Because the Centers for Medicare and Medicaid Services restricted elective surgery during the pandemic, many conditions not on this list went untreated as nonessential.

The research letter found that these nonessential surgeries included treatments for several cancers: intestinal, urological, cardiothoracic, gynecological, ear, nose, throat and breast.

They also included organ transplants, heart bypasses and aneurysms.

Dr. Amesh A. Adalja, a senior scholar at the Johns Hopkins Center for Health Security, said the study shows the costs of restricting surgical procedures in the early days of COVID.

“The lesson is that it’s not good policy to fall prey to short-range thinking and privilege one health condition such as COVID over others whose impact will also be significant,” said Dr. Adalja, an infectious disease specialist.

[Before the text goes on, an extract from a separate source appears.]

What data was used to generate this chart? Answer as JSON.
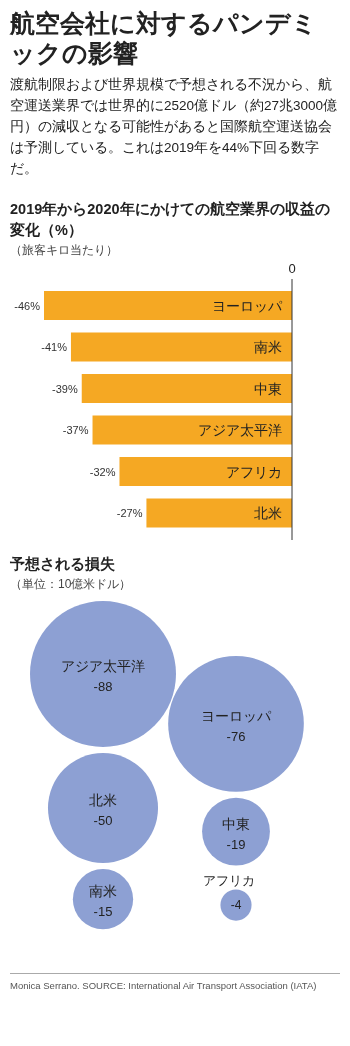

With no other list of essential surgeries available during pandemic quarantines, hospitals made judgment calls about allocating staff, beds, supplies and resources for non-COVID patients.

Medical experts say the U.S. can do better next time.

“We as a health care system were not greatly prepared to deal with resource allocation during a public health crisis,” said Dr. Panagis Galiatsatos, a physician at the Johns Hopkins School of Medicine. “Every health system needs to prepare for such issues, from staffing to therapies, and be ready to improve the threshold that would prevent such a pause in health care services.”